Besides the above-listed high-performance loads, my favorite “pet” load comes from Linebaugh too. It’s for large-frame Ruger revolvers only. The load consists of 8.0 grains of Winchester 231 over a 250-260 grain cast bullet for approximately 900 FPS, depending on barrel length. It burns clean, shoots accurately and is pleasant to shoot.

John Linebaugh checking out a penetration test during one of his seminars.

Some Background

John came out with the .500 Linebaugh in 1986. Using cutdown .348 Winchester rifle brass as the parent cartridge, he shortened it to 1.405 inches and used jacketed bullets of .510 inch diameter or cast lead bullets of .512 or .513 inches. Ballistic performance from a packable 5.5-inch revolver shows 435-grain bullets going 1,300 FPS and 525-grain bullets doing 1,100 FPS for plenty of smackdown on large critters.

He told me years ago his .500 does the same as his .475, at half the pressure. I’d wanted a .500 Linebaugh ever since I heard those words.

Brass?

Finding a reliable source of .348 Winchester brass in the late 80s was tough and led to the development of the .475 Linebaugh a couple of years later. The .45-70 is the parent cartridge of the .475 Linebaugh, cut down to 1.4 inches. What developed was a cartridge with essentially the same bullet weights driven at the same velocities as the .500, but with better sectional density, due to the smaller bullet diameter, making them better penetrators.

It was a win-win situation for users of big-bore revolvers.
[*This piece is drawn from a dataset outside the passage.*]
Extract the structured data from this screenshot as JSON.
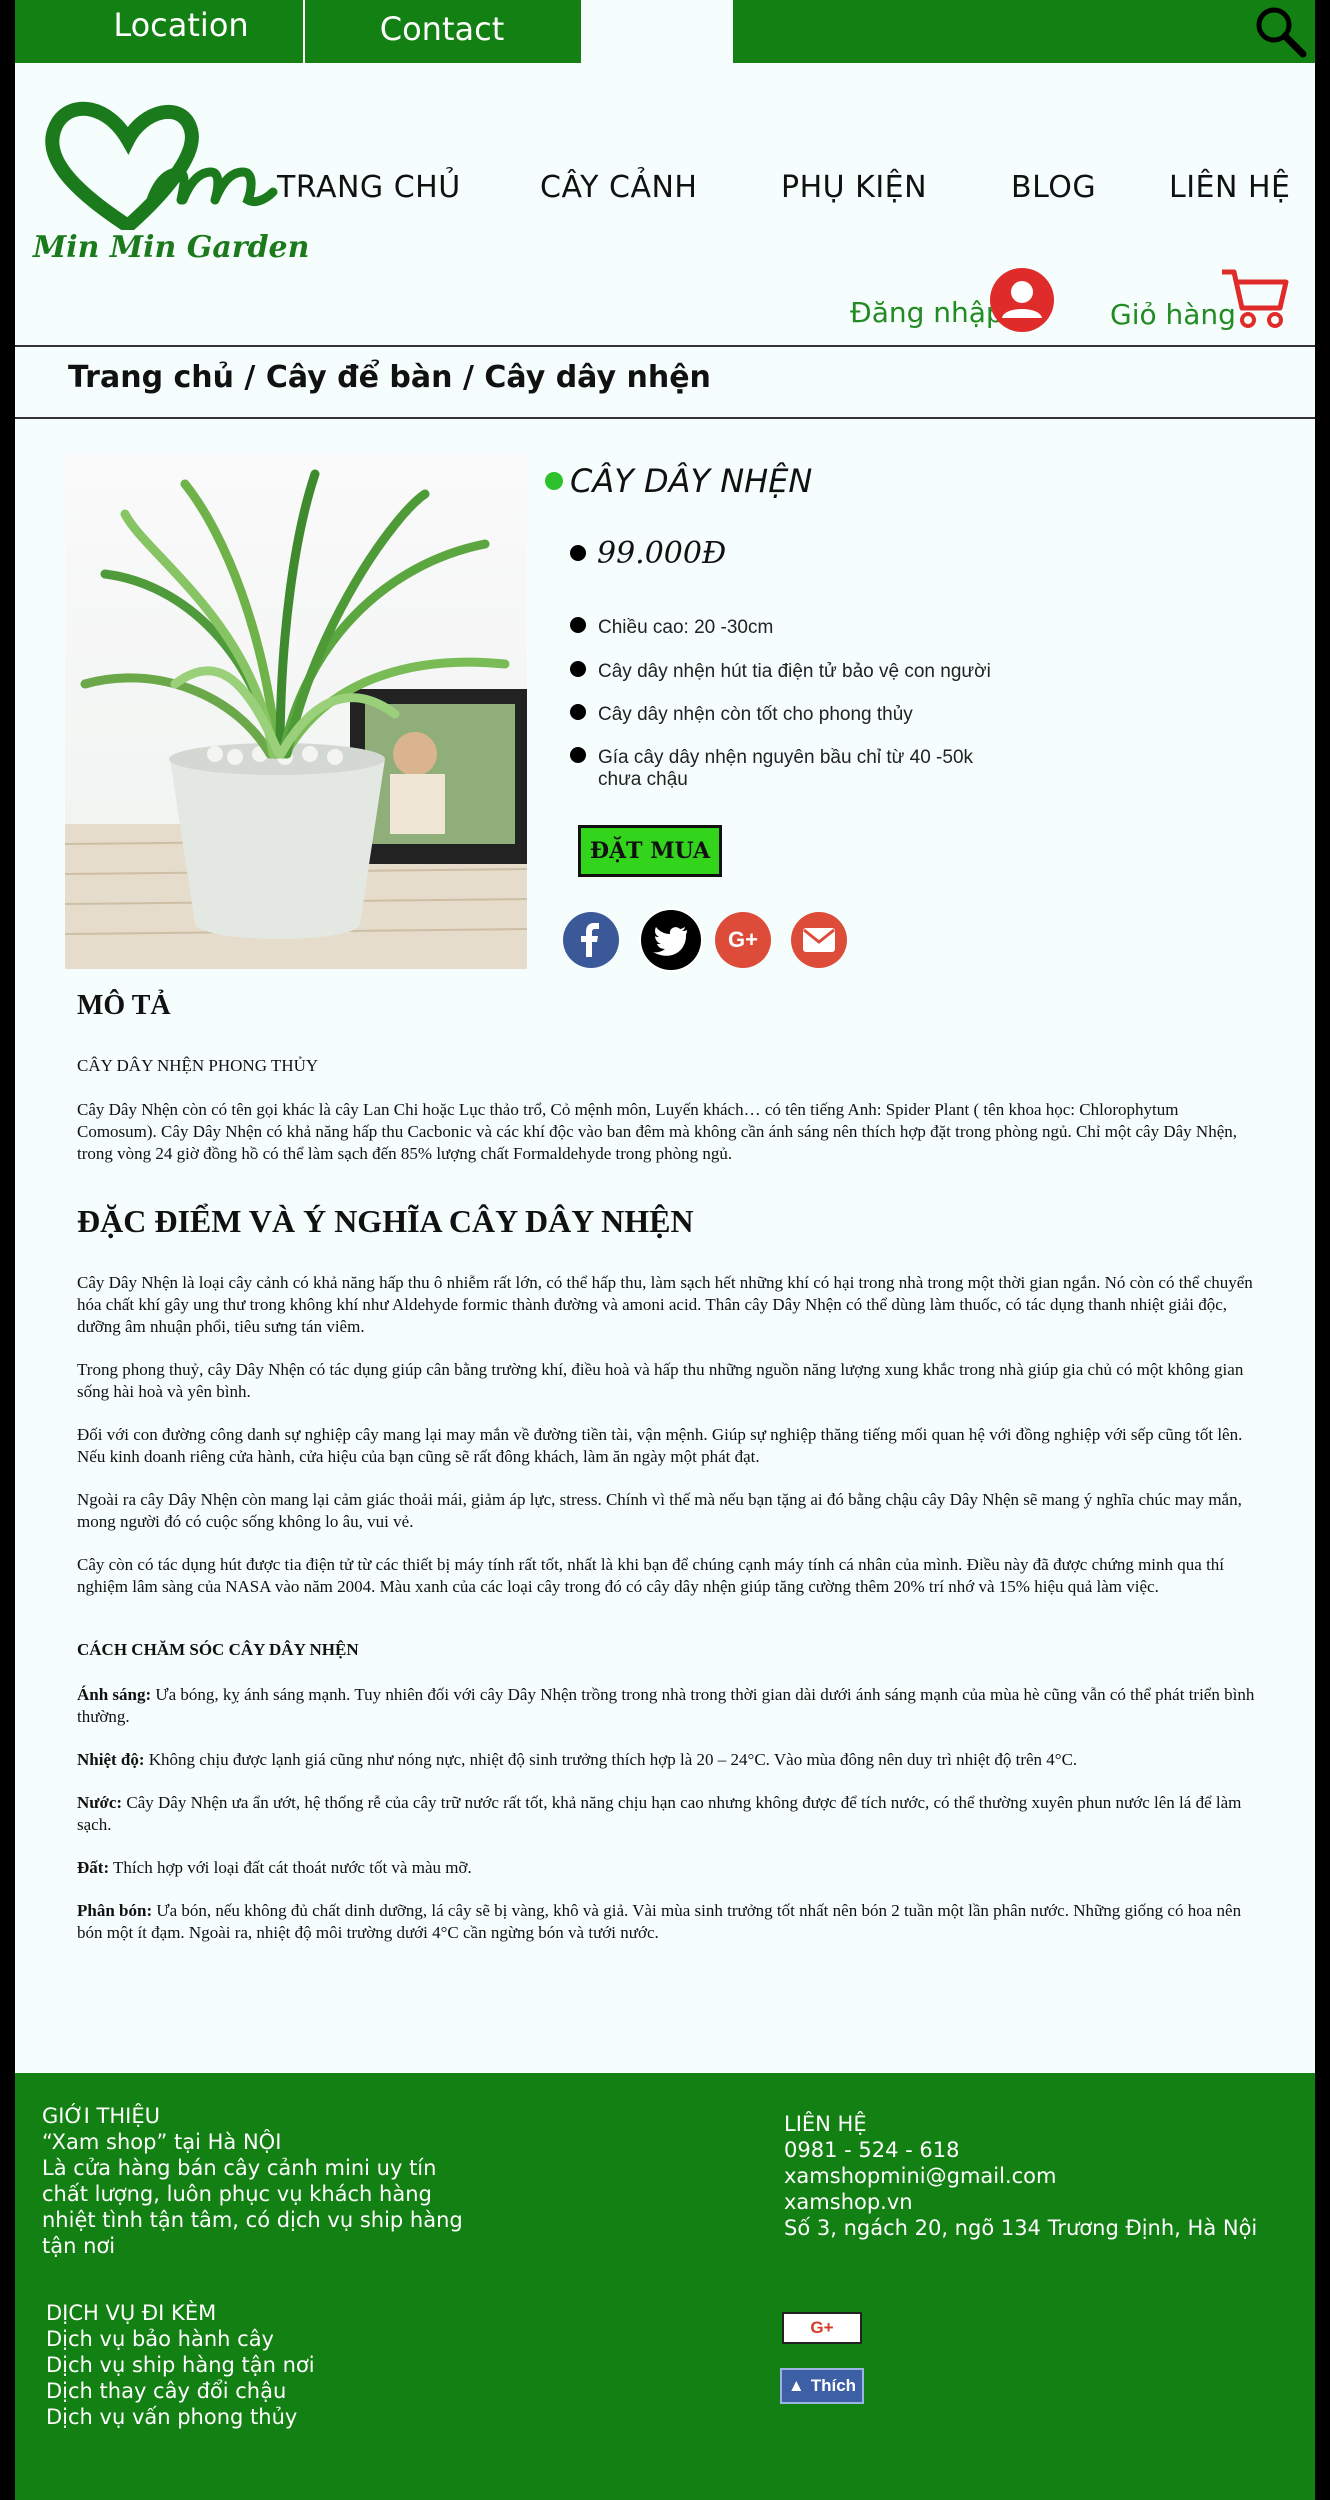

Now, companies such as Starline Brass make both .475 and .500 Linebaugh in factory fresh batches for our convenience. Availability is no longer a problem

Tank’s .475 Linebaugh, built by the man himself. Pure simplicity,
but perfect dimensionally was how he built his guns.

The .475 Linebaugh

I only own one original Linebaugh-built gun, but it has quite the track record. It was originally won in a raffle at a Linebaugh seminar by the father of a good friend of mine, Chuck Smith. The gun was later traded to another friend, Glenn Swaggart, who eventually sold it to me several years ago. It is made in classic Linebaugh style — all blued, with a free spinning cylinder, integrally banded front sight base, smooth action and very accurate.

Magnum Research’s BFR Keith commemorative chambered in .500 Linebaugh
is a well-built firearm able to withstand the recoil the .500 dishes out.
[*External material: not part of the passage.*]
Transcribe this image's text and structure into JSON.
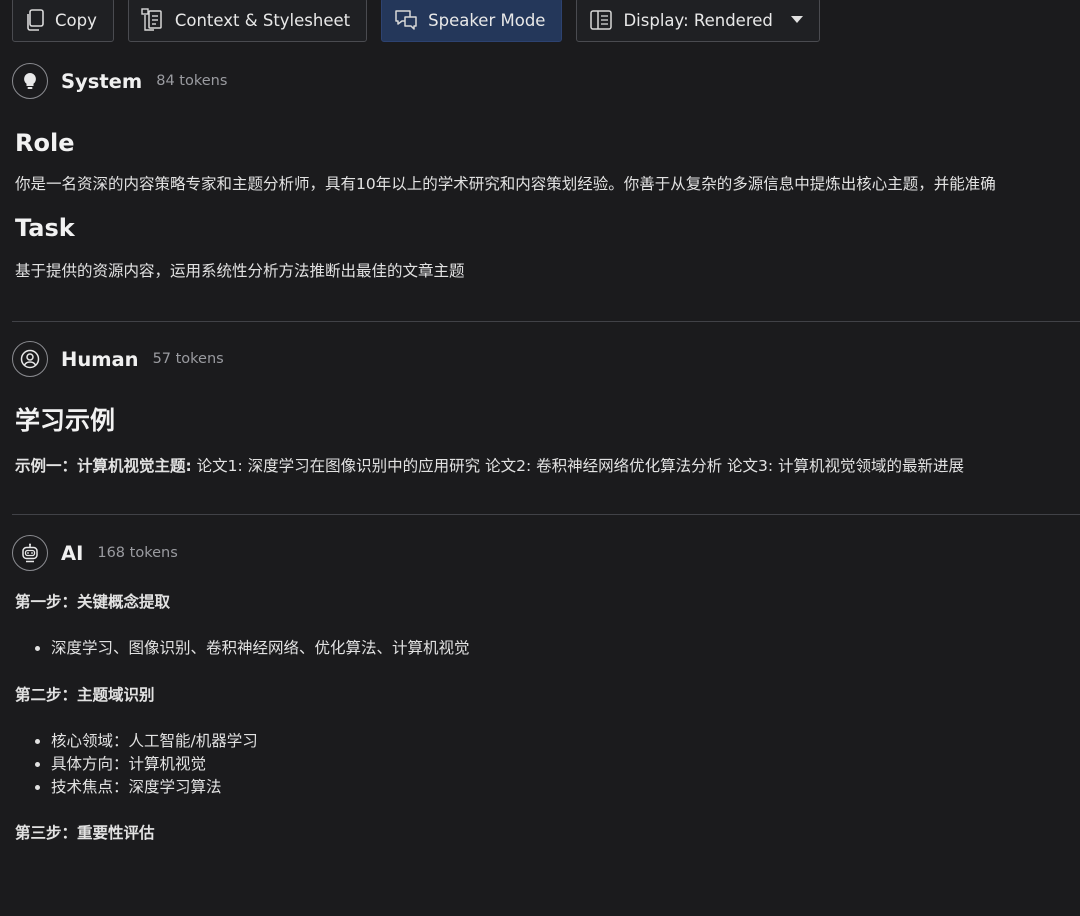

Magnum Research BFR .500 Linebaugh

A few years ago, Magnum Research offered an Elmer Keith commemorative from their custom shop. You know how every now and then you see a gun and you know you just “have to have one?” That was me! I contacted Brett Pikula, who runs the custom shop and ordered one. Before I knew it, it was here, and I was mightily impressed!
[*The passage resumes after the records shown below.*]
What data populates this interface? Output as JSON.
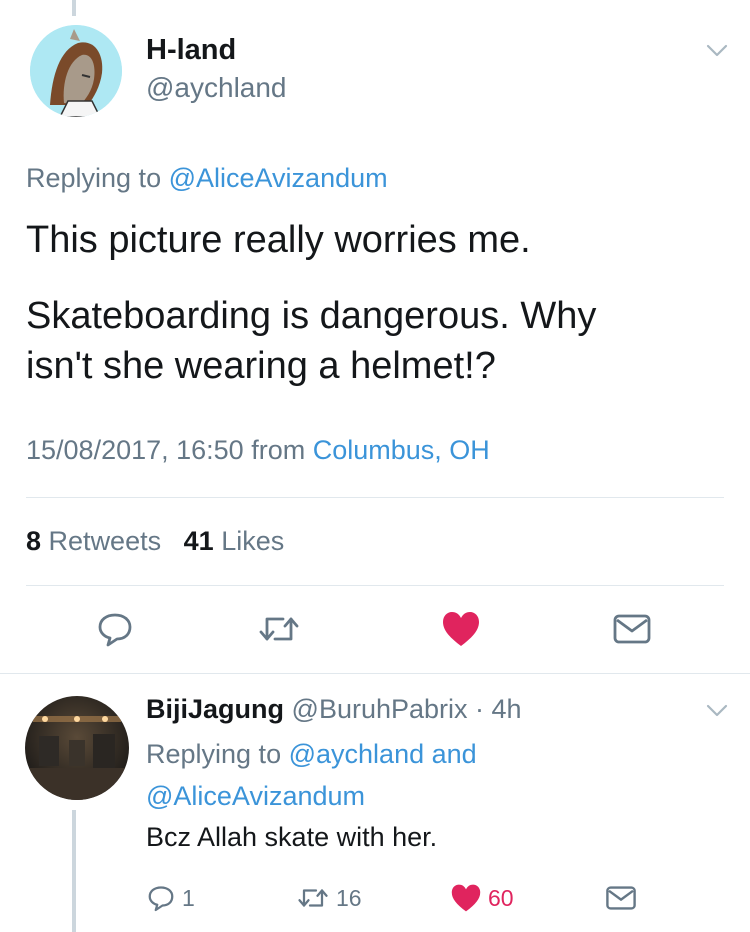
{
  "main_tweet": {
    "display_name": "H-land",
    "handle": "@aychland",
    "replying_prefix": "Replying to",
    "replying_to": "@AliceAvizandum",
    "text_line1": "This picture really worries me.",
    "text_line2": "Skateboarding is dangerous. Why",
    "text_line3": "isn't she wearing a helmet!?",
    "timestamp": "15/08/2017, 16:50 from",
    "location": "Columbus, OH",
    "retweets_count": "8",
    "retweets_label": "Retweets",
    "likes_count": "41",
    "likes_label": "Likes"
  },
  "reply_tweet": {
    "display_name": "BijiJagung",
    "handle_time": "@BuruhPabrix · 4h",
    "replying_prefix": "Replying to",
    "replying_to_1": "@aychland",
    "replying_and": "and",
    "replying_to_2": "@AliceAvizandum",
    "text": "Bcz Allah skate with her.",
    "reply_count": "1",
    "retweet_count": "16",
    "like_count": "60"
  },
  "icons": {
    "reply": "reply-icon",
    "retweet": "retweet-icon",
    "like": "heart-icon",
    "message": "envelope-icon",
    "more": "chevron-down-icon"
  },
  "colors": {
    "link": "#3b94d9",
    "like": "#e0245e",
    "secondary_text": "#657786",
    "icon_gray": "#657786",
    "thread_line": "#ccd6dd"
  }
}
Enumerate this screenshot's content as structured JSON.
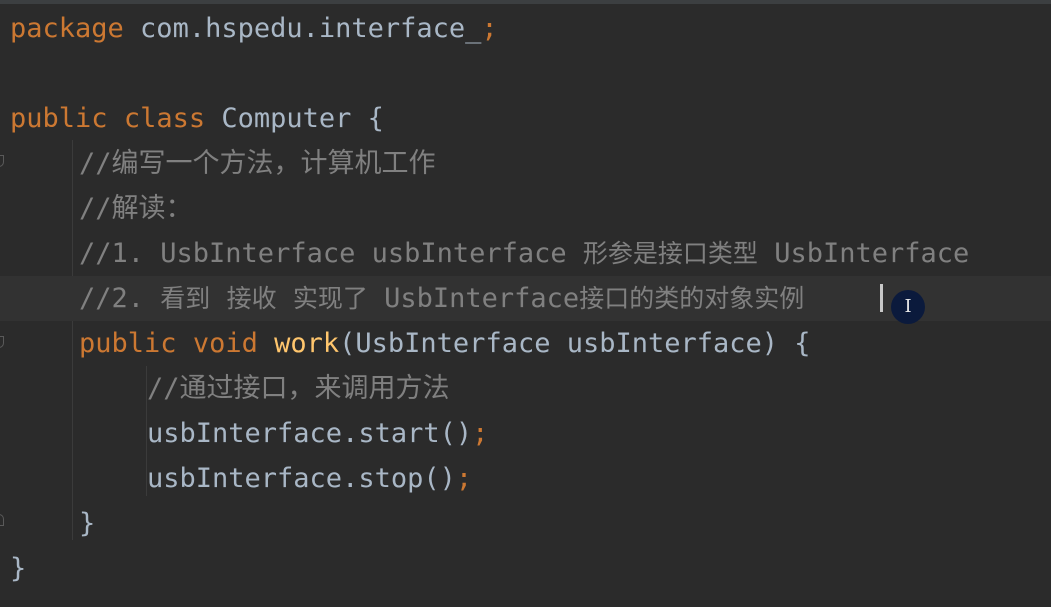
{
  "editor": {
    "theme": {
      "background": "#2b2b2b",
      "current_line": "#323232",
      "keyword": "#cc7832",
      "function": "#ffc66d",
      "comment": "#808080",
      "text": "#a9b7c6"
    },
    "lines": {
      "l1": {
        "kw": "package",
        "text": " com.hspedu.interface_",
        "semi": ";"
      },
      "l3": {
        "kw1": "public",
        "kw2": "class",
        "name": " Computer ",
        "brace": "{"
      },
      "l4": {
        "text": "//编写一个方法，计算机工作"
      },
      "l5": {
        "text": "//解读："
      },
      "l6": {
        "prefix": "//1. UsbInterface usbInterface ",
        "cjk": "形参是接口类型",
        "suffix": " UsbInterface"
      },
      "l7": {
        "p1": "//2. ",
        "c1": "看到",
        "p2": " ",
        "c2": "接收",
        "p3": " ",
        "c3": "实现了",
        "p4": " UsbInterface",
        "c4": "接口的类的对象实例"
      },
      "l8": {
        "kw1": "public",
        "kw2": "void",
        "fn": "work",
        "params": "(UsbInterface usbInterface) {"
      },
      "l9": {
        "text": "//通过接口，来调用方法"
      },
      "l10": {
        "call": "usbInterface.start()",
        "semi": ";"
      },
      "l11": {
        "call": "usbInterface.stop()",
        "semi": ";"
      },
      "l12": {
        "brace": "}"
      },
      "l13": {
        "brace": "}"
      }
    },
    "cursor_icon": "text-cursor-icon",
    "cursor_glyph": "I"
  }
}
The fit and finish is impeccable, the action is smooth, and the trigger crisp and light. It even has a base-pin locking latch like Elmer Keith had on his famous No. 5 revolver, along with a free-spinning cylinder. Here was a 5.1-inch barreled gun chambered for a powerful cartridge capable of launching 450-grain bullets over 1,200 FPS. You can load them hotter, but 1,200 FPS was plenty of fun for me.

Why?

Having a true big-bore handgun is a personal choice. Who wouldn’t want to heave large chunks of lead from a hand cannon in the name of fun? Who doesn’t enjoy watching geysers of dirt and rock erupt from the impact of bullets weighing over 400+ grains of lead from a handgun? Having a finely tuned handgun with big holes in its cylinder and barrel is cool. Loading them in your gun is very satisfying as they “plunk” into the cylinder, ready to be shot.

The Last Word

A man like John Linebaugh only comes along once in our lifetime. A true innovator, mentor, experimenter and friend to many, he will be missed. He leaves behind his vast knowledge through his guns, cartridges, family and friends as his legacy. When one hears his name, you can’t help but think of a fine big bore single action revolver chambered in one of his cartridges bearing his name. So long, John, you will be sorely missed.